Over at Salon.com, Sarah Keech has a thoughful article about the Kim Family story, though I read it as a somewhat too defensive reaction to the letter from James’ Kim’s father Spencer published in the Washington Post last week.
In “Who’s to Blame for James Kim’s Death” Keech suggests, correctly in my view:
It’s not the federal government or law enforcement or the people who tried to rescue him from the Oregon wilderness.
Ironically, Spencer Kim would probably agree with her statement. I’ve been concerned at the tone of many locals who have suggested a father, grieving his son no less, has no right to suggest that better maps, signs, gates and policies might have kept this from happening. Of course he has that right and his letter was in my opinion quite a reasonable reaction given that Mr. Kim has just lost his son to an unforgiving Oregon winter wilderness.
I know this area well and it’s common knowledge that signs on the Bear Camp Road could use improvement. Money and priorities are legitimate issues with such improvements as are the rights people have to access to public lands. A route that would be fine for an experienced hunter with 4WD Truck, chains, winter gear and provisions may become a death trap for a family car.
Here’s my reply to the Salon article:
Ms. Keech you have made several good and several obvious points about the folly of legislating solutions on the basis of unusual and tragic events, but that’s not the big story of the Kims tragic trip into Oregon’s Rogue River Wilderness. I think Spencer Kim’s letter is a reasonable characterization of the many challenges facing the search effort, though I agree the solutions suggested are far too expensive to justify the handful of lives this might save over many years. Better to spend on life saving measures that have a much higher return on the investment of tax dollars.
But that is _not_ the big story here!
As a southern Oregon local and long term resident of the region the Kim Family story capitivated me from the beginning. This interest has become almost obsessive as I blogged the event – almost play by play – as “Joe Duck”.
The Kim story is the triumph of a mother and children surviving the wilderness after nine days, and a father heroically challenging that wilderness in an unsuccessful, tragic hike to save them. It’s the story of an enormous and sometimes heroic search and rescue effort that was well intentioned at all times, but plagued by many of the bureaucratic forces that are likely to be proposed as the solution to future problems in Oregon. Perhaps more than anything the Kim Story is remarkable because it has touched the lives of millions around the world, millions who saw in the Kim’s happy family their own family and the life-shattering consequences of a single wrong turn on what appeared to be a passable road.
I agree that Spencer Kim’s article is a legitimate way to approach this tragedy. It provides suggestions to the question – “Is there anything which we could do to avoid such an occurrence?”
I am amazed to see that many are asking a different question – “Who is to blame?” And equally amazed to see some answer – “The Kim family themselves.” This is often followed by the comment that their folly cost us
taxpayers money, ignoring the fact that we are already paying agencies money to do this job, and they need to do it right.
Blame is irrelevant, we humans are intelligent beings who learn from experience how to survive and flourish.
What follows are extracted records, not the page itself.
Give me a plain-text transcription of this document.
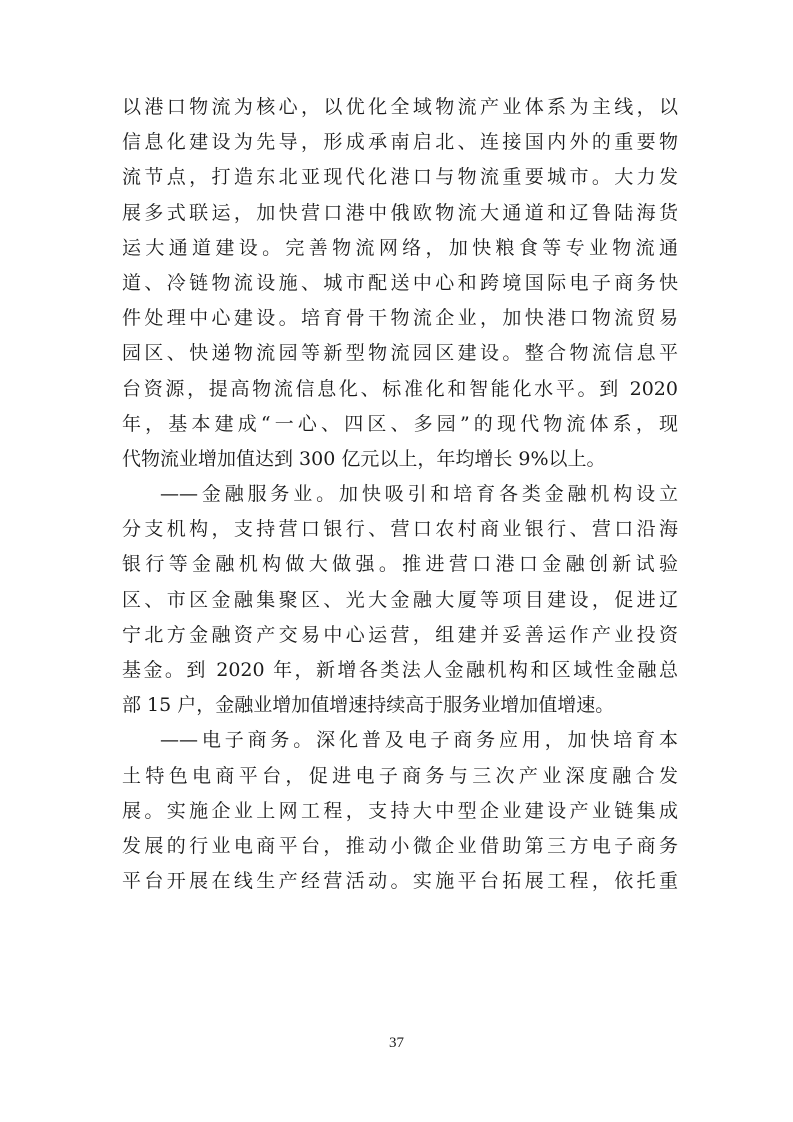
以港口物流为核心，以优化全域物流产业体系为主线，以
信息化建设为先导，形成承南启北、连接国内外的重要物
流节点，打造东北亚现代化港口与物流重要城市。大力发
展多式联运，加快营口港中俄欧物流大通道和辽鲁陆海货
运大通道建设。完善物流网络，加快粮食等专业物流通
道、冷链物流设施、城市配送中心和跨境国际电子商务快
件处理中心建设。培育骨干物流企业，加快港口物流贸易
园区、快递物流园等新型物流园区建设。整合物流信息平
台资源，提高物流信息化、标准化和智能化水平。到 2020
年，基本建成“一心、四区、多园”的现代物流体系，现
代物流业增加值达到 300 亿元以上，年均增长 9%以上。
——金融服务业。加快吸引和培育各类金融机构设立
分支机构，支持营口银行、营口农村商业银行、营口沿海
银行等金融机构做大做强。推进营口港口金融创新试验
区、市区金融集聚区、光大金融大厦等项目建设，促进辽
宁北方金融资产交易中心运营，组建并妥善运作产业投资
基金。到 2020 年，新增各类法人金融机构和区域性金融总
部 15 户，金融业增加值增速持续高于服务业增加值增速。
——电子商务。深化普及电子商务应用，加快培育本
土特色电商平台，促进电子商务与三次产业深度融合发
展。实施企业上网工程，支持大中型企业建设产业链集成
发展的行业电商平台，推动小微企业借助第三方电子商务
平台开展在线生产经营活动。实施平台拓展工程，依托重
37
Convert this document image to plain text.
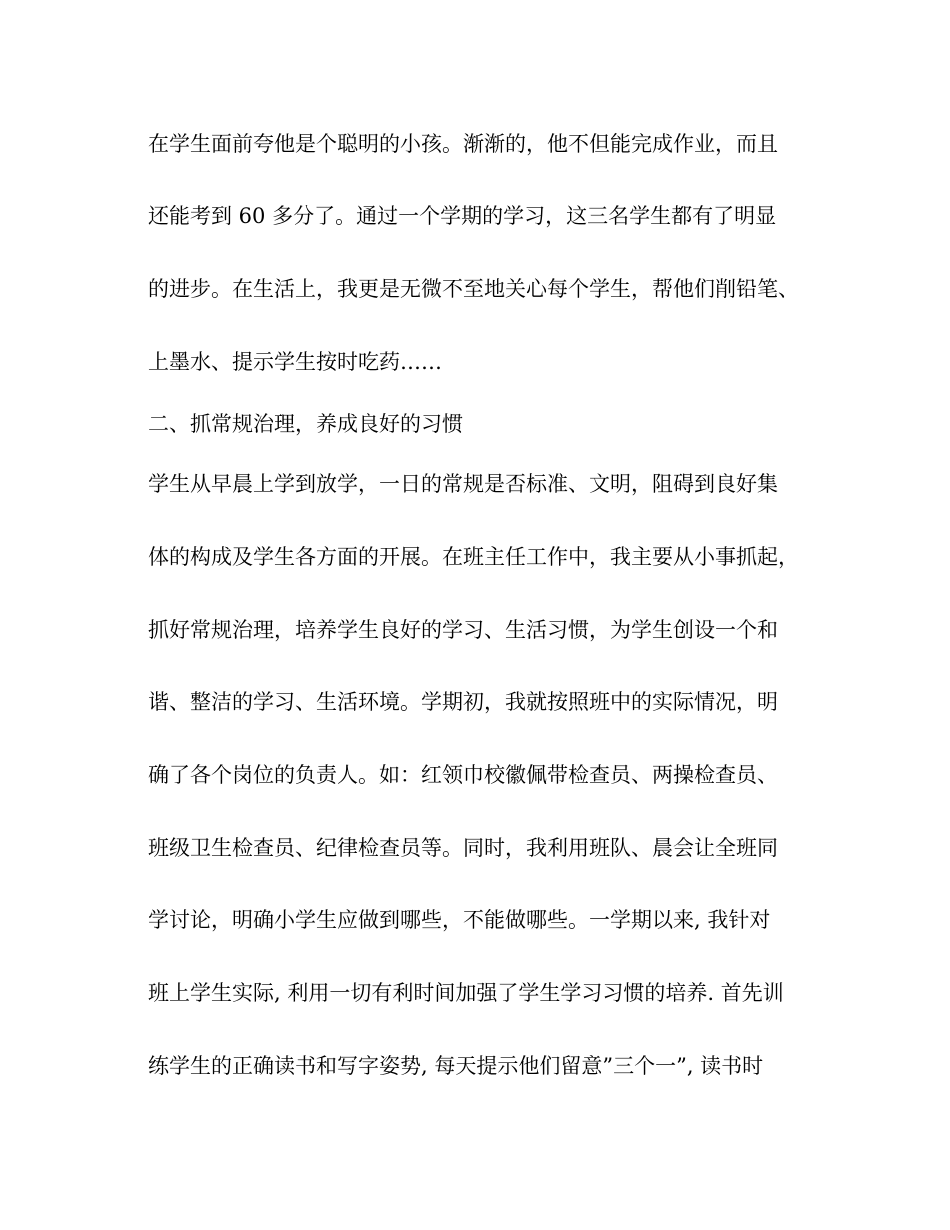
在学生面前夸他是个聪明的小孩。渐渐的，他不但能完成作业，而且
还能考到 60 多分了。通过一个学期的学习，这三名学生都有了明显
的进步。在生活上，我更是无微不至地关心每个学生，帮他们削铅笔、
上墨水、提示学生按时吃药……
二、抓常规治理，养成良好的习惯
学生从早晨上学到放学，一日的常规是否标准、文明，阻碍到良好集
体的构成及学生各方面的开展。在班主任工作中，我主要从小事抓起，
抓好常规治理，培养学生良好的学习、生活习惯，为学生创设一个和
谐、整洁的学习、生活环境。学期初，我就按照班中的实际情况，明
确了各个岗位的负责人。如：红领巾校徽佩带检查员、两操检查员、
班级卫生检查员、纪律检查员等。同时，我利用班队、晨会让全班同
学讨论，明确小学生应做到哪些，不能做哪些。一学期以来, 我针对
班上学生实际, 利用一切有利时间加强了学生学习习惯的培养. 首先训
练学生的正确读书和写字姿势, 每天提示他们留意”三个一”, 读书时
What did we learn from this experience? Some knowledge of how and how not to behave in such a situation – such as stay dry, don’t follow stream courses. That lesson is for us
lost ones. Such as – mark the intersections with signs, say if there’s a fishing lodge down this road and how far. I got lost on the Lost Coast of California one time. taking the most travelled road at the unmarked fork, and ending up many tortuous miles later at a ghost lumbering town. The Kim’s were one mile short of a fishing lodge but didn’t know it. And helicopters were checking the lodge. That lesson is for the managers of roads and wildlands.
And for the rescuers, there are other lessons – which need to be brought and will be soon. As Spenser Kim has been attempting to do.
A few other things we might notice or wonder about –
The gas station attendant who did not seem to respond helpfully to Kim’s
questions about that road – I wonder if he hated Asians?
John Rachor, the person who first found the other Kims & their car, rarely gets credit for his role in the rescue -is a local resident (& helicopter pilot) who KNEW THAT THAT UNMARKED TURNOFF HAD TRAPPED PEOPLE BEFORE, & went to check that area. In fact, I think 10 years earlier someone had died there under similar circumstances – except that he died BECAUSE he stayed with his car. (The capitals are for those who fault Kim for not staying with his car!)
I have seen many people confidently laying blame when they are lacking all the facts, and have a disrespectful attitude towards their fellow humans and towards reality.
Can’t we all just get along? – honoring our human heritage of cooperation, respect for each other, learning from experience, and passing that knowledge on to the group – the interdependent, cooperative group which is the normal human means of survial of our species. Some get this, some don’t.